セッションの冒頭、エリソン氏はAIモデルが人間の脳に非常によく似ていると語りました 。最近のAIは、テキスト、画像、動画など複数の種類のデータを扱う「マルチモーダルAI」が主流です 。これは、まるで人間が目で見たり、耳で聞いたりして世界を認識するのと同じ仕組みだと言います。

そして、このAIというテクノロジーは、人類の歴史上、最も速く成長しているビジネスだと述べ、その重要性を強調しました 。

AIの最大の課題:プライベートデータをどう扱うか?

ChatGPTのようなAIモデルの多くは、インターネット上にある公開データでトレーニングされています 。しかし、ビジネスで本当に価値のあるデータの多くは、企業内にあるプライベートデータです 。

「自社のデータをAIの学習に使われたくない、でも、このパワフルなAIを自社のデータ分析に使いたい 」。このジレンマこそが、AIをビジネス活用する上での大きな壁だとエリソン氏は指摘します。

Oracleの答え:「Oracle AI Data Platform」

この課題に対するOracleの答えが、「Oracle AI Data Platform」です 。これは、顧客が自社のプライベートデータを外部と共有することなく、安全にAIと連携させるための仕組みです 。

  • 好きなAIモデルを選択可能: 顧客はGrok、ChatGPT、Llama、Geminiなど、主要なAIモデルを自由に選んで利用できます 。
  • 「Vectorize」技術でデータをAIに: Oracle Databaseには、AIモデルが理解できる「ベクトル形式」にデータを変換する機能が備わっています 。これにより、データベース内のデータだけでなく、OCIやAmazonのクラウドストレージにあるデータでさえも、AIの分析対象にできるのです 。
  • 巨大なAIインフラ: OracleはこれらのAIモデルを支えるため、世界最大級のAIクラスタを構築しています 。テキサス州に建設中のデータセンターには、最終的に45万基以上のNVIDIA製GPUが搭載される予定です 。

実践例:AIが営業活動を自動化する「AIエージェント」

エリソン氏は、Oracle社内で実際に行ったプロジェクトを例に挙げました。 自社の顧客データをAIに分析させ、「今後6ヶ月以内にOracle製品を買いそうな顧客は誰か? 」「どの製品を買う可能性が高いか? 」を予測させました。

さらにすごいのは、その次のステップです。「予測された見込み客一人ひとりに対して、最適な導入事例を3つ選び、メールを自動送信せよ 」と指示するだけで、「AIエージェント」と呼ばれるプログラムが自動で生成されタスクを実行しました 。これは、顧客の業種や国などを考慮して、スイスの銀行にはスイスの銀行の事例を送る、といったパーソナライズまで自動で行われたそうです 。

最終目標:業界全体を最適化する「エコシステムの自動化」

エリソン氏のビジョンは、単一の企業を効率化するに留まりません。
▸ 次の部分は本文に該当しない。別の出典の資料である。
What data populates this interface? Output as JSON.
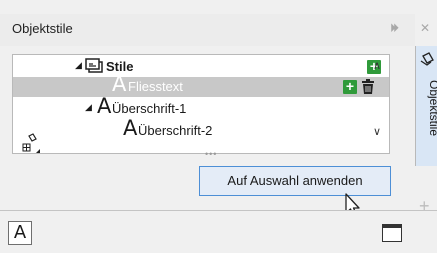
{
  "panel": {
    "title": "Objektstile",
    "forward_glyph": "⏵⏵",
    "close_glyph": "✕"
  },
  "tree": {
    "root": {
      "expander": "◢",
      "label": "Stile",
      "icon": "folder-stack-icon"
    },
    "items": [
      {
        "label": "Fliesstext",
        "selected": true,
        "glyph": "A"
      },
      {
        "label": "Überschrift-1",
        "selected": false,
        "expander": "◢",
        "glyph": "A"
      },
      {
        "label": "Überschrift-2",
        "selected": false,
        "glyph": "A"
      }
    ],
    "add_glyph": "+",
    "delete_glyph": "🗑",
    "scroll_up": "∧",
    "scroll_down": "∨",
    "more": "•••"
  },
  "apply_button": {
    "label": "Auf Auswahl anwenden"
  },
  "side_tab": {
    "label": "Objektstile",
    "add_glyph": "+"
  },
  "bottom": {
    "text_style_glyph": "A"
  }
}
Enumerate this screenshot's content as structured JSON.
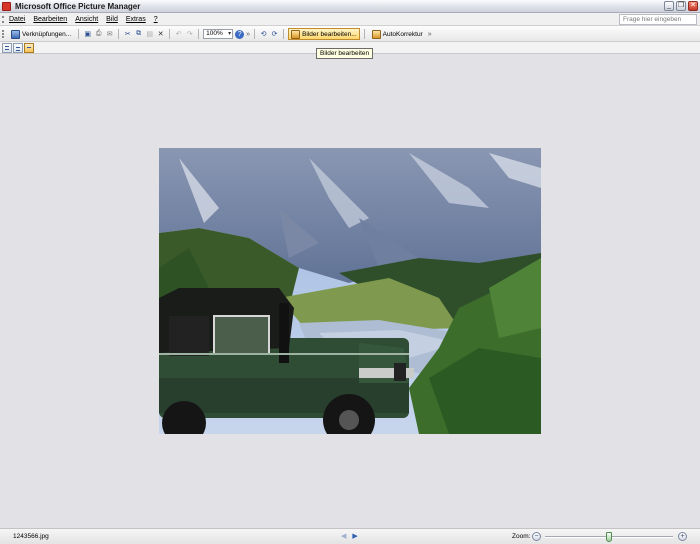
{
  "window": {
    "title": "Microsoft Office Picture Manager"
  },
  "menu": {
    "items": [
      "Datei",
      "Bearbeiten",
      "Ansicht",
      "Bild",
      "Extras",
      "?"
    ],
    "help_placeholder": "Frage hier eingeben"
  },
  "toolbar": {
    "shortcuts_label": "Verknüpfungen...",
    "zoom_value": "100%",
    "edit_pictures_label": "Bilder bearbeiten...",
    "autocorrect_label": "AutoKorrektur"
  },
  "tooltip": {
    "text": "Bilder bearbeiten"
  },
  "status": {
    "filename": "1243566.jpg",
    "zoom_label": "Zoom:",
    "zoom_level": 0.5
  },
  "icons": {
    "app": "picture-manager-icon",
    "shortcuts": "shortcuts-icon",
    "save": "save-icon",
    "print": "print-icon",
    "email": "email-icon",
    "cut": "cut-icon",
    "copy": "copy-icon",
    "paste": "paste-icon",
    "delete": "delete-icon",
    "undo": "undo-icon",
    "redo": "redo-icon",
    "rotate_left": "rotate-left-icon",
    "rotate_right": "rotate-right-icon",
    "edit_pictures": "edit-pictures-icon",
    "autocorrect": "autocorrect-icon",
    "view_thumbnails": "thumbnail-view-icon",
    "view_filmstrip": "filmstrip-view-icon",
    "view_single": "single-picture-view-icon"
  },
  "colors": {
    "accent": "#2f5fb0",
    "hot_button": "#ffd86b",
    "tooltip_bg": "#ffffe1"
  }
}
彼が強調したのは、業界全体、つまり「エコシステム」の自動化です 。

その最大の例が、Oracleが注力するヘルスケア分野です。 病院やクリニックを自動化するだけでなく、患者、保険会社(支払人)、規制当局、製薬会社、金融機関といった、医療に関わるすべてのプレイヤーを繋ぎ、エコシステム全体を自動化することを目指しています 。
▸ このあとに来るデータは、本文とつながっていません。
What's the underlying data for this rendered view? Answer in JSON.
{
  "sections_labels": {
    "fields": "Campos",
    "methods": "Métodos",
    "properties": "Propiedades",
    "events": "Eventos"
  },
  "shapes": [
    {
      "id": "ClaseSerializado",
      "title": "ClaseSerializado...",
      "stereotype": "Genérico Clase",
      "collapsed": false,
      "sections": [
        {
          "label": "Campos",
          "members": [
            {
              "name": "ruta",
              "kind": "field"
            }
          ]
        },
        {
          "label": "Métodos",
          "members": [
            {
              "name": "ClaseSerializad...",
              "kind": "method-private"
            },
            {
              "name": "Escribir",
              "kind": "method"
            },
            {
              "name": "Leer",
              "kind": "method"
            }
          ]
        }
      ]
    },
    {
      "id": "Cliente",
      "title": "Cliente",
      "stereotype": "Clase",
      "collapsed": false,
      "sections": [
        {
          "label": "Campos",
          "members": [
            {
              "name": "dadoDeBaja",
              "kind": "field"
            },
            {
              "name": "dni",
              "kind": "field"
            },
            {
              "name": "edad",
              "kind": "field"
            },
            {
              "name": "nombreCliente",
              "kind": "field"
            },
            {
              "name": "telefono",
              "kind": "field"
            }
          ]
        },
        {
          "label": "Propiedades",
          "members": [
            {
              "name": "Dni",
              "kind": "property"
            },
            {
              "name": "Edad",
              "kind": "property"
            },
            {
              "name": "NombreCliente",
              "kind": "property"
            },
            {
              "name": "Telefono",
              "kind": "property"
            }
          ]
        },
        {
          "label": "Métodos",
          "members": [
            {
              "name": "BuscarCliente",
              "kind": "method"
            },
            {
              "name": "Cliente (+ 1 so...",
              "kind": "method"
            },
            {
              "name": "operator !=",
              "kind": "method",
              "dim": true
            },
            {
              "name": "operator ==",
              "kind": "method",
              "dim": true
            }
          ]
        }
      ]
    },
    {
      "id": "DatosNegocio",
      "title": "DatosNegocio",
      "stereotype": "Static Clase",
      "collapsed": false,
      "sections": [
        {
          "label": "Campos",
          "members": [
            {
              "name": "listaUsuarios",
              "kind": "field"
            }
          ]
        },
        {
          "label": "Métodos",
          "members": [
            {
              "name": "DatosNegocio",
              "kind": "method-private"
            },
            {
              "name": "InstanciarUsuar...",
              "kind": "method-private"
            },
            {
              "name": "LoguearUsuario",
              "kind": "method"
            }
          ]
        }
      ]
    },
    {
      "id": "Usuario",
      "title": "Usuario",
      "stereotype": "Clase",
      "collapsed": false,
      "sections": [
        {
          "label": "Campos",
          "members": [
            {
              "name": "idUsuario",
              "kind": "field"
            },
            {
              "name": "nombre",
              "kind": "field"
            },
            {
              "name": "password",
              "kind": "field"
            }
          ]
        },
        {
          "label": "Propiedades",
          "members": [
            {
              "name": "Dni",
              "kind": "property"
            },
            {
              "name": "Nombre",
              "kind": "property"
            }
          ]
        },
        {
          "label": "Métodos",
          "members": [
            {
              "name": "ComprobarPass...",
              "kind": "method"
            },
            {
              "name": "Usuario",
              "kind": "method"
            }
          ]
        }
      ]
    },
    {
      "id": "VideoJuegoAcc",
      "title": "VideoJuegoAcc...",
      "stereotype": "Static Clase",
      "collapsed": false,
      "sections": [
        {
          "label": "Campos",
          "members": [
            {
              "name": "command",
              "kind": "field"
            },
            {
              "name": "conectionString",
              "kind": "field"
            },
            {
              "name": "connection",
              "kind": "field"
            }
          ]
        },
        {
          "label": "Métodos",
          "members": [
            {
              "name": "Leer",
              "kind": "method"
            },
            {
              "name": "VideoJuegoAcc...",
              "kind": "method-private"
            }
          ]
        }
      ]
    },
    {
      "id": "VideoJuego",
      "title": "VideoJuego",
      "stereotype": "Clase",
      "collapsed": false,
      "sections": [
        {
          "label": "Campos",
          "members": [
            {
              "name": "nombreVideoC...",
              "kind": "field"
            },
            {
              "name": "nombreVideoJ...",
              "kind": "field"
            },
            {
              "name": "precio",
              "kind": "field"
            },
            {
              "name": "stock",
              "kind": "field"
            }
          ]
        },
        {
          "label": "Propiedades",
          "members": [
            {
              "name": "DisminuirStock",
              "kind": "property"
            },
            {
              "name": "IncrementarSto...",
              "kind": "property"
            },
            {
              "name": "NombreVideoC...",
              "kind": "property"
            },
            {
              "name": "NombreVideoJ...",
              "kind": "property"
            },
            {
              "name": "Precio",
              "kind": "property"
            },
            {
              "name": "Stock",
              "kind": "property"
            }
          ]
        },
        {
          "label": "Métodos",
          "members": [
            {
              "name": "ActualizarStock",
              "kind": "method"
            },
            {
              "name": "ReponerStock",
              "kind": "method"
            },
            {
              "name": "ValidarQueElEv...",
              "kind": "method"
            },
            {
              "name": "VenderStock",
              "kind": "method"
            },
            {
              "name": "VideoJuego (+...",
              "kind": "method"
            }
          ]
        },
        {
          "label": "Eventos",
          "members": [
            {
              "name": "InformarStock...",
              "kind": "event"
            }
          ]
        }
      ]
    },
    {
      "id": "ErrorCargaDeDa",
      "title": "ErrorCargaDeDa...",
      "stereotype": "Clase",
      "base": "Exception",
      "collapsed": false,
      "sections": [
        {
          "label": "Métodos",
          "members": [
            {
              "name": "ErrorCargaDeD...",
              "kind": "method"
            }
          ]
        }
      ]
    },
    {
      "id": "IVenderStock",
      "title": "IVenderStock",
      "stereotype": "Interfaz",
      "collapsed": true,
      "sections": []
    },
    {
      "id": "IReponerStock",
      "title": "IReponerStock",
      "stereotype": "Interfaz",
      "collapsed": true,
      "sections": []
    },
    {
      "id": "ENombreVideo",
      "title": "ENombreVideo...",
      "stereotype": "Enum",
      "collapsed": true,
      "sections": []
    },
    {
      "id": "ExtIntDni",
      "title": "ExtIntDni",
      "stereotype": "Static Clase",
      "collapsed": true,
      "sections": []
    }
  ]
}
例えば、AIエージェントは、患者の最新の医療情報と保険会社の支払いルールをリアルタイムで照合し、「患者にとって最高の治療法で、かつ保険で全額カバーされる選択肢」を医師に提案します 。これにより、医師や看護師は事務作業から解放され、患者のケアにより多くの時間を費やせるようになります 。

AIが拓く、さらに先の未来

セッションの最後には、AIによって実現可能になる未来のテクノロジーが紹介されました。

  • パスワードレス:顔や音声、指紋などの生体認証でログインするのが当たり前になり、パスワードは不要になります 。
  • より安全な医療:IoTデバイスで患者を自宅から遠隔モニタリングし、病院にいるのと同じレベルのケアを提供できるようになります 。
  • 超早期がん発見:血液検査だけで、ごく初期のがん細胞のDNA(循環腫瘍DNA)を発見できるようになるかもしれません 。
  • 食料問題の解決:ロボット化された屋内農場(グリーンハウス)で、水の使用量を90%削減しながら、都市の近くで新鮮な食料を大量生産できます 。

これらの事例は、AIが単なる業務効率化ツールではなく、人類が直面する大きな課題を解決する力を持っていることを示唆していました。

まとめ

今回のラリー・エリソン氏のセッションは、OracleがOCIを単なるIaaS/PaaSとしてではなく、AIを活用して未来の社会を変革するためのプラットフォームとして捉えていることを強く印象付けるものでした。

今まで夢物語であったようなものや、人間の手では時間が掛かって実現が困難であったものがAIを活用することによって現実のものとなってくる、そんな未来がすぐ目の前に来ているという事を熱く感じる内容となっていました。

弊社Purposeにもある通り、
“技術と探究心で 今日の「できない」を 明日の「できるに」”
の精神で、私も日々の業務にAIを活用しチャレンジしていきたいと思います。